Keeping tabs on network traffic is an inexact science, and finding the right software (or combination of programs) to do it is no easy task either. Some network analysis software is expensive, while other programs are difficult to use. Fortunately, neither of these conditions applies to the Ethereal protocol analyzer.
Ethereal is a freely available open source program that runs on almost any operating system. Data from a network scan can be scanned in real time or scanned and saved for analyzing later. For example, you could set up a script or schedule a scan to pinpoint something specific on your network, save it to a network drive, and analyze it at your convenience.
Ethereal is capable of dissecting 385 protocols including SMTP, ATM, IGRP, PPP, IPX and many more. The program supports real-time scanning of Ethernet, FDDI, Token Ring, IP over ATM, and even loopback interfaces on some machines. Ethereal also supports configurable filters to allow you to drill down on the particular data that you are interested in.
The program is distributed in binary form for a wide variety of platforms including Windows, Linux, and Mac OS X. Sources are also available to support manual compiling and building of the product.
For this article, I will be installing Ethereal on a Windows Server 2003 machine and showing you how to get started with this powerful network protocol analyzer.
With the Windows version of Ethereal, you must first download WinPcap, which will allow you to capture traffic from the wire. Download the WinPcap autoinstaller and execute the simple install by following the screen instructions. On my WS2K3 system, it didn't even require a reboot. If you choose not to install WinPcap, you won't be able to view live network traffic.
After installing the capture driver, you can download and install the latest version of Ethereal; as of this writing, that is version 0.9.14. Once you download the single executable, run it. The first screen in the installation is the license screen indicating that Ethereal is distributed under the open source GPL (GNU General Public License).
The second screen asks you to choose the individual components that you would like to install. Included in this list are the GUI and command line versions of Ethereal, SNMP MIBs, shortcut icons, and more. Select the options you like and click Next. For this example, I will install all of the options (Figure A).
Next, you are asked for an installation location which defaults to C:\Program Files\Ethereal, the location that I will use for this example (Figure B).
To complete the installation, click the Install button. No reboot was required on my WS2K3 system, and a shortcut was placed on the desktop.
With installation complete, you can run Ethereal by double-clicking the desktop icon or choosing Start | (All) Programs | Ethereal | Ethereal. This will open a blank Ethereal Network Analyzer window, as shown in Figure C.
To begin capturing live network traffic, select Capture | Start. This will open the Capture Option window and allow you to define how you would like the capture to be performed. For this example, I'm going to use the default capture options but will choose to automatically end the process after 45 seconds (Figure D).
During the capture period, I visited a couple of Web sites. For the entire capture period, Ethereal provided me with an at-a-glance analysis of what kind of traffic was running on my network. An example of this quick analysis is shown in Figure E.
After the 45 seconds expired, I saw the window in Figure F with a lot of raw data in it.
Analysis of the traffic
With a little analysis, you can follow a conversation flow between systems. For example, in Figure G, the highlighted line shows a broadcast ARP packet. The machine 192.168.1.106 is looking for the MAC address associated with 192.168.1.1 so that it can communicate with it. Immediately below it, you see the response including the requested MAC address.
In addition to following conversation flows, you can also see very detailed information about each packet in the list. For example, if I open a DNS query packet by right-clicking it and choosing Open Packet In New Window, I receive the mass of information in Figure H.
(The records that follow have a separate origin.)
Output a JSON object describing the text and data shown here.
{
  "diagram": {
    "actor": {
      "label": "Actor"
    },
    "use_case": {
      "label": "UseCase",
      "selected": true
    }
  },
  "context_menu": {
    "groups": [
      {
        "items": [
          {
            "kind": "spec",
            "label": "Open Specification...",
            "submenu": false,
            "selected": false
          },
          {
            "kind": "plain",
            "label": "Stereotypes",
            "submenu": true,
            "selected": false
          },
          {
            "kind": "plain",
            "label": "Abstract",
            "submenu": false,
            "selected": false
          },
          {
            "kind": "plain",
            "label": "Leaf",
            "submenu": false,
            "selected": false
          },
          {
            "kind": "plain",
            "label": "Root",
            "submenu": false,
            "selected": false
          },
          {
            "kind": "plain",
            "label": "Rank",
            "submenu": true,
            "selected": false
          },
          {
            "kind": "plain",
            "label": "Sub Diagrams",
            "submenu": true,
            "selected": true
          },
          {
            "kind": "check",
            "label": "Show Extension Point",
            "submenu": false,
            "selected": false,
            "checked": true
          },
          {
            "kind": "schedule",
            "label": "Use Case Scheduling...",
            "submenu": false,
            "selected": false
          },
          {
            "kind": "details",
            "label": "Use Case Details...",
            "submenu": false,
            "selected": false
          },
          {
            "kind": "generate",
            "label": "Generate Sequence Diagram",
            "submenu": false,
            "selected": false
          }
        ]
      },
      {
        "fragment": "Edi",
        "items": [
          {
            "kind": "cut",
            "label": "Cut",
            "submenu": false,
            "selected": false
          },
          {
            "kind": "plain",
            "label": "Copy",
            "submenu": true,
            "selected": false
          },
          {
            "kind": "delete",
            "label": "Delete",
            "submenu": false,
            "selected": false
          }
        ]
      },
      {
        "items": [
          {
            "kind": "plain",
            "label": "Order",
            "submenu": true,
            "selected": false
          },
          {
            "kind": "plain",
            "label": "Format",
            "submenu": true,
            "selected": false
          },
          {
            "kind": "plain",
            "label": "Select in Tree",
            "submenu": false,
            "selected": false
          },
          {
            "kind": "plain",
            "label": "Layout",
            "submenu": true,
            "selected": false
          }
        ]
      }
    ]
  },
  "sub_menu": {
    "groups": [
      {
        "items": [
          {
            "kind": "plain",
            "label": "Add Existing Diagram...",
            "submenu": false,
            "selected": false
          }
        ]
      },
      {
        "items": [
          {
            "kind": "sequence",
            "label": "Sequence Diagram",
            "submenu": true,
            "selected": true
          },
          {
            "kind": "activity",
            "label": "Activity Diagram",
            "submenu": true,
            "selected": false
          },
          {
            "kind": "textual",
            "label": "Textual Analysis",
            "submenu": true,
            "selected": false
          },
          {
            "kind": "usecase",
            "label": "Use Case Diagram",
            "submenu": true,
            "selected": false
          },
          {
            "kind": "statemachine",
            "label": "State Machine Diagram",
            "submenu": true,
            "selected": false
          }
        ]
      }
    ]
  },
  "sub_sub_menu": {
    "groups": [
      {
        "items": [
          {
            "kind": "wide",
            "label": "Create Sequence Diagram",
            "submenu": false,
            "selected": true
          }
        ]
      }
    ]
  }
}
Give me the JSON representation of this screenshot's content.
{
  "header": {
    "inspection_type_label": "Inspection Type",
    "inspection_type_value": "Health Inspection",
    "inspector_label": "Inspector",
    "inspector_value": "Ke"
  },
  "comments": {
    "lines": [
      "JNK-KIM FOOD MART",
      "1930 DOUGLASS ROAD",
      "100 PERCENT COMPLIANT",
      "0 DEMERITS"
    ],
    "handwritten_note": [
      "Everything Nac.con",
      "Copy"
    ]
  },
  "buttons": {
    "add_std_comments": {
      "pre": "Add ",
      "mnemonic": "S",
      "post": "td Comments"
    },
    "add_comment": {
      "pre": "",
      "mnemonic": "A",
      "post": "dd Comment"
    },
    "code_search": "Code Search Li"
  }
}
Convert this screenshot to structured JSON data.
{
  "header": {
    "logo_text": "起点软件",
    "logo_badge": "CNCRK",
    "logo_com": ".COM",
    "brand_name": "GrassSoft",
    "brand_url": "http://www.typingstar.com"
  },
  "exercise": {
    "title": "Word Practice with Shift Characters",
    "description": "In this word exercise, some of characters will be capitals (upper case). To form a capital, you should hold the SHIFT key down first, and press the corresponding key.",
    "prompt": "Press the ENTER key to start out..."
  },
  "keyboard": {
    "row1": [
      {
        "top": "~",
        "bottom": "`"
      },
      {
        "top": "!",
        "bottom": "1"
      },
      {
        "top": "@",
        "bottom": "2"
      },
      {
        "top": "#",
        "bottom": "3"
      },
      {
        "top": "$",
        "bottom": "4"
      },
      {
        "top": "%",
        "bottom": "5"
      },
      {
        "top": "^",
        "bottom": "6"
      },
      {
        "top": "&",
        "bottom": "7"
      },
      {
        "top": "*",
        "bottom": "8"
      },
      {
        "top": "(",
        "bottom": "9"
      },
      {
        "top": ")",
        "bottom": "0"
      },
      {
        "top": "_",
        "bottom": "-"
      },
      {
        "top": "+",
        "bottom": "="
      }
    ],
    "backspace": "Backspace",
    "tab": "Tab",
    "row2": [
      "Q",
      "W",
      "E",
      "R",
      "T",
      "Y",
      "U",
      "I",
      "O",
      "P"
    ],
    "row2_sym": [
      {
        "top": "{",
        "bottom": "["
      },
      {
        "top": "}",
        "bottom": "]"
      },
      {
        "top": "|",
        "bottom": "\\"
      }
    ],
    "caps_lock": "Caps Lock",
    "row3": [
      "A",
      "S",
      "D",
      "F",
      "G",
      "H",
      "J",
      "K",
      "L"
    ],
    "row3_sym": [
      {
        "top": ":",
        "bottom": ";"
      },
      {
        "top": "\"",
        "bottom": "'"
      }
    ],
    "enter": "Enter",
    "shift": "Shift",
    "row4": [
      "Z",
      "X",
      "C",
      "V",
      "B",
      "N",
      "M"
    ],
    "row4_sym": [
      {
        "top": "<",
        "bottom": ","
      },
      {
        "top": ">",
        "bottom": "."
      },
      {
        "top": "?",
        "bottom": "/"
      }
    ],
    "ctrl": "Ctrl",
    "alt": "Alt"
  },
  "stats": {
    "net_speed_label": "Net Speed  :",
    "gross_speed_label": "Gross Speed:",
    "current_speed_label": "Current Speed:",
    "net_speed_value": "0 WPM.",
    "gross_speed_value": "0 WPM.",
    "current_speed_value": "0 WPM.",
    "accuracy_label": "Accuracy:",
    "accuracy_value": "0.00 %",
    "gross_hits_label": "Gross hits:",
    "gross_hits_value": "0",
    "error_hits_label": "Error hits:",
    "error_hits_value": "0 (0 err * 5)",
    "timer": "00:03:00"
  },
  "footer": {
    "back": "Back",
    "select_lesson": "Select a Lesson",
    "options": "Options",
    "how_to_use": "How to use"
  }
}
As you can see from Figure H, Ethereal provides you with the full contents of the packet, including its size, frame type, included protocol, and even its data content.
TCP stream analysis
When you visit a Web site, there is consistent back and forth communication between your PC and the site you are trying to access. Ethereal provides the capability to track these conversations in the correct order so that you can see exactly what is taking place relative to that communication. This is accomplished by selecting any TCP packet in the data list and, from the menu, choosing Tools | Follow TCP Stream.
Where might this come in handy? The screen in Figure I shows one-half of the conversation my PC had with Google during the most recent capture. In the highlighted section, you can see that Google is sending gzipped content down to my PC in order to preserve bandwidth. While this example may not help to solve a major problem, it does show you that Ethereal is capable of capturing a significant amount of information and will show you exactly what took place during a transaction.
In addition to the specific data that can be drilled into using Ethereal, you can also get a higher level overview of what kind of traffic is on your network by selecting Tools | Protocol Hierarchy Statistics. As you would imagine, this provides a hierarchical breakdown of the traffic on your network (Figure J). For example, HTTP is categorized under TCP, and so forth.
Ethereal provides powerful packet info
Ethereal is an incredibly powerful and useful tool for monitoring network traffic. You can use it as an aid to determine what kind of traffic is running on your network as well as exactly what is inside each packet going across your network. At the very reasonable price of "free," this easy-to-install package can be put to use by many administrators.